Relevant elements: Too many to list
Why it resonated: It's a family-friendly Rodgers and Hammerstein musical set in a striking location with a touch of historical drama
General comments on the film: Here it is: the film that kicked off this whole enterprise. For whatever reason, The Sound of Music has become associated with Easter, and I was able to take advantage of the film being shown on ABC Family this weekend. I only bring up the manner of viewing because it raises a point about the essential nature of the film and perhaps why I hadn't seen it.
This is a family movie, which means that for a male film consumer, there is a substantial blackout window for it. If a person somehow is not exposed to it as a young child, the odds of viewing it collapse to near zero from the tween years through at least young adulthood. Since my parents and my sister never insisted on The Sound of Music as a family viewing selection during my childhood, I entered into that span in which it was not likely to be something I would seek out. Given a choice, I imagine most young men would opt for Pulp Fiction rather than any family film, let alone one with a reputation for wholesomeness above all else. Unless and until there are children around to be shown such a movie, there isn't much of an impetus for its viewing, and the circumstances of my family were such that there weren't many younger relatives about once I entered the blackout period, leaving the film a cultural gap that I am only now filling out of intellectual curiosity.
So I went into this viewing experience honestly wondering how much the popularity of The Sound of Music was a self-perpetuating phenomenon set into motion by the Baby Boomers. Because it was released in 1965, it is a film that would have been pretty much mandatory viewing for the Sally Drapers of the world (my new figurehead for that generation). And because it was one of the last major films before the seismic shift into more provocative filmmaking--1966 being the year when movies like Who's Afraid of Virginia Woolf? raised industry-changing deliberations about "adult" films, and coincidentally the year Walt Disney died--it can be seen as the final great "movie for all audiences" before the moviegoing public began substantially segmenting when films like Bonnie and Clyde, The Graduate, and Easy Rider arrived. In other words, The Sound of Music came at the end of the true era of culturally relevant films--movies that literally almost everyone who watched movies would have seen.

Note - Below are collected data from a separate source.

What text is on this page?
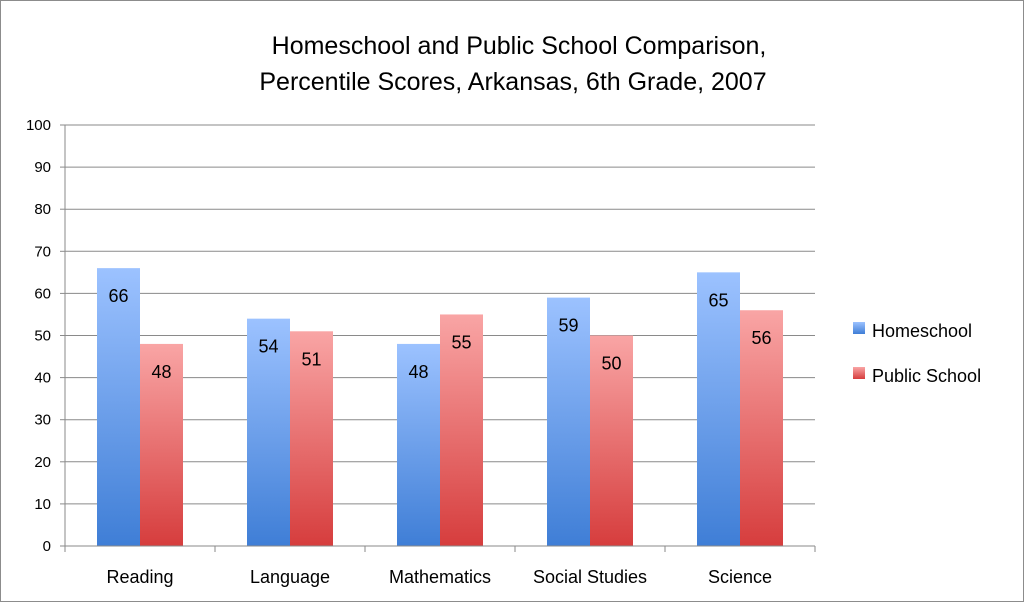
Homeschool and Public School Comparison,
Percentile Scores, Arkansas, 6th Grade, 2007
0
10
20
30
40
50
60
70
80
90
100
Reading	Language	Mathematics Social Studies	Science
66
48
54
51
48
55
59
50
65
56	Homeschool
Public School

Today, a film like Avatar would be considered a massively popular movie, and a lot of people have seen it, but because there are so many other films to be seen and the marketplace is so fragmented, there are also a lot of moviegoing folks who haven't seen it, including me.
All of that made me consider the possibility that the reason The Sound of Music has persisted so strongly in our culture is not just its own merit but its historical situation. Baby Boomers have greatly determined the course of American popular culture over the past fifty years, so a film that was pitched directly at them when it was released would have an inordinately powerful cultural position. As a treasured part of their youth, they would be likely to champion it going forward and make sure that successive generations saw it. The fact that it is a family film only intensifies the likelihood of such a movie surviving, since children are less likely to judge a film on its actual quality. Baby Boomers would make an important item of their childhoods an important part of their children's childhoods, and so on. The persistence of truly terrible children's movies supports this theory, as I have seen some of my peers revel in making their children watch things they freely admit are terrible just because they fondly remember watching them as children. Such a lack of quality control in family films led me to be apprehensive about The Sound of Music. How much of its popularity derives from its previous popularity? In other words, if it were released for the first time today, what would be its chances of survival?
As it turns out, I think The Sound of Music hasn't been coasting on Baby Boomer cred. That's not to say that I enjoyed it, because frankly I didn't enjoy it much at all. But how much I like a film has never been an important consideration during this project. My goal has always been to better understand the culture in which I partake by examining the fittest specimens--the items that have survived and become essential to the culture's sense of itself. The Sound of Music is not really to my taste, but it does have qualities that I think would have appeal for successive generations of people. Pre-ironic viewers (i.e. children) would likely have no problem with its corny nature, and the bones of the story encourage young viewers to put themselves in the position of the von Trapp kids. Children would also be less likely to share my annoyance at the repetition of songs, particularly in the second half of the film.
Speaking of the songs, I found myself constantly surprised at my simultaneous familiarity and lack of familiarity with the movie's soundtrack. For nearly every song, I realized that I had heard the first ten seconds about a million times, but had never heard past those opening lines. It's the same experience I've had with songs included on those compilation albums that used to be advertised in heavy rotation on television. The commercials would play short clips of several songs, so today I am intensely aware of those snippets, but if I hear another part of the tune, I often won't recognize that it's the same song because I've never heard the whole thing.
That actually sums up my experience of the movie as a whole, since I already knew the outlines of just about everything in the film. Watching it just filled in details, some of which I could have done without, such as the creepily hallucinogenic yodeling goat puppet show. But now at least I have viewed this iconic film, and will never again have to hear an incredulous "You've never seen The Sound of Music???" aimed at me.